Thankfully, payers and providers have some room to be creative. While CMS did announce the need for alternative payment models, the agency did not place many barriers around this idea.

Blue Cross Blue Shield of Massachusetts first introduced its alternative quality care contract in 2009, which has the potential to serve as a payment reform "backbone" for other insurers as they increasingly reward quality, efficient care. This type of contract rewards providers financially if they reach certain quality targets and lower costs.

Elsewhere, many organizations use bundled payments as an appealing way to shift high-volume procedures to value-based care models. In fact, bundled payments have been described as the gateway to payment reform, as they emphasize high quality and low costs for patients, providers and payers alike. 

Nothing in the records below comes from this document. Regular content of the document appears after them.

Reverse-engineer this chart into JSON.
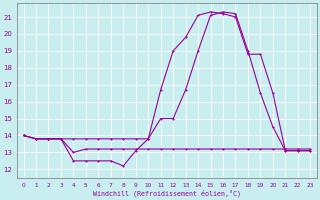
{
  "xlabel": "Windchill (Refroidissement éolien,°C)",
  "bg_color": "#c8eef0",
  "grid_color": "#ffffff",
  "line_color": "#990099",
  "xlim": [
    -0.5,
    23.5
  ],
  "ylim": [
    11.5,
    21.8
  ],
  "yticks": [
    12,
    13,
    14,
    15,
    16,
    17,
    18,
    19,
    20,
    21
  ],
  "xticks": [
    0,
    1,
    2,
    3,
    4,
    5,
    6,
    7,
    8,
    9,
    10,
    11,
    12,
    13,
    14,
    15,
    16,
    17,
    18,
    19,
    20,
    21,
    22,
    23
  ],
  "series1_x": [
    0,
    1,
    2,
    3,
    4,
    5,
    6,
    7,
    8,
    9,
    10,
    11,
    12,
    13,
    14,
    15,
    16,
    17,
    18,
    19,
    20,
    21,
    22,
    23
  ],
  "series1_y": [
    14.0,
    13.8,
    13.8,
    13.8,
    13.8,
    13.8,
    13.8,
    13.8,
    13.8,
    13.8,
    13.8,
    16.7,
    19.0,
    19.8,
    21.1,
    21.3,
    21.2,
    21.0,
    18.8,
    18.8,
    16.5,
    13.1,
    13.1,
    13.1
  ],
  "series2_x": [
    0,
    1,
    2,
    3,
    4,
    5,
    6,
    7,
    8,
    9,
    10,
    11,
    12,
    13,
    14,
    15,
    16,
    17,
    18,
    19,
    20,
    21,
    22,
    23
  ],
  "series2_y": [
    14.0,
    13.8,
    13.8,
    13.8,
    13.0,
    13.2,
    13.2,
    13.2,
    13.2,
    13.2,
    13.2,
    13.2,
    13.2,
    13.2,
    13.2,
    13.2,
    13.2,
    13.2,
    13.2,
    13.2,
    13.2,
    13.2,
    13.2,
    13.2
  ],
  "series3_x": [
    0,
    1,
    2,
    3,
    4,
    5,
    6,
    7,
    8,
    9,
    10,
    11,
    12,
    13,
    14,
    15,
    16,
    17,
    18,
    19,
    20,
    21,
    22,
    23
  ],
  "series3_y": [
    14.0,
    13.8,
    13.8,
    13.8,
    12.5,
    12.5,
    12.5,
    12.5,
    12.2,
    13.1,
    13.8,
    15.0,
    15.0,
    16.7,
    19.0,
    21.1,
    21.3,
    21.2,
    19.0,
    16.5,
    14.5,
    13.1,
    13.1,
    13.1
  ]
}
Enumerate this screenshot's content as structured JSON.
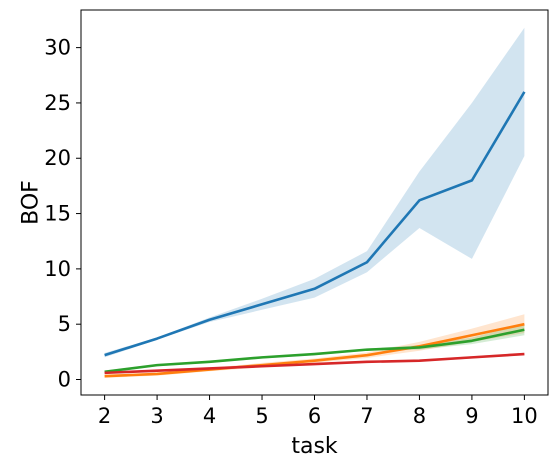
{
  "chart_data": {
    "type": "line",
    "title": "",
    "xlabel": "task",
    "ylabel": "BOF",
    "x": [
      2,
      3,
      4,
      5,
      6,
      7,
      8,
      9,
      10
    ],
    "xticks": [
      2,
      3,
      4,
      5,
      6,
      7,
      8,
      9,
      10
    ],
    "yticks": [
      0,
      5,
      10,
      15,
      20,
      25,
      30
    ],
    "xlim": [
      1.55,
      10.45
    ],
    "ylim": [
      -1.4,
      33.4
    ],
    "grid": false,
    "legend": "none",
    "series": [
      {
        "color": "#1f77b4",
        "values": [
          2.2,
          3.7,
          5.4,
          6.8,
          8.2,
          10.6,
          16.2,
          18.0,
          26.0
        ],
        "lower": [
          2.0,
          3.6,
          5.2,
          6.3,
          7.4,
          9.7,
          13.7,
          10.9,
          20.2
        ],
        "upper": [
          2.4,
          3.8,
          5.6,
          7.3,
          9.1,
          11.6,
          18.8,
          25.0,
          31.8
        ]
      },
      {
        "color": "#ff7f0e",
        "values": [
          0.3,
          0.5,
          0.9,
          1.3,
          1.7,
          2.2,
          3.0,
          4.0,
          5.0
        ],
        "lower": [
          0.15,
          0.35,
          0.75,
          1.1,
          1.5,
          1.95,
          2.6,
          3.4,
          4.2
        ],
        "upper": [
          0.45,
          0.65,
          1.05,
          1.5,
          1.9,
          2.45,
          3.4,
          4.6,
          5.9
        ]
      },
      {
        "color": "#2ca02c",
        "values": [
          0.7,
          1.3,
          1.6,
          2.0,
          2.3,
          2.7,
          2.9,
          3.5,
          4.5
        ],
        "lower": [
          0.6,
          1.2,
          1.5,
          1.9,
          2.2,
          2.6,
          2.7,
          3.2,
          4.0
        ],
        "upper": [
          0.8,
          1.4,
          1.7,
          2.1,
          2.4,
          2.8,
          3.1,
          3.8,
          5.0
        ]
      },
      {
        "color": "#d62728",
        "values": [
          0.6,
          0.8,
          1.0,
          1.2,
          1.4,
          1.6,
          1.7,
          2.0,
          2.3
        ],
        "lower": [
          0.55,
          0.75,
          0.95,
          1.15,
          1.35,
          1.55,
          1.6,
          1.9,
          2.2
        ],
        "upper": [
          0.65,
          0.85,
          1.05,
          1.25,
          1.45,
          1.65,
          1.8,
          2.1,
          2.4
        ]
      }
    ]
  }
}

There's still work to be done

Payers may have the leg up on this task, for many commercial accountable care organizations have had a standardized-way of establishing new payment models. For providers, it's an entirely new ballgame. Many don't have a strategy in place nor do they understand how to deal with risk.

"In all good intention, payers have put forth these measures to promote change. But you have to crawl before you can walk," Caron said. "There needs to be more standardization. From a payer side, we need to bring these programs to some similar format so providers know where they're going."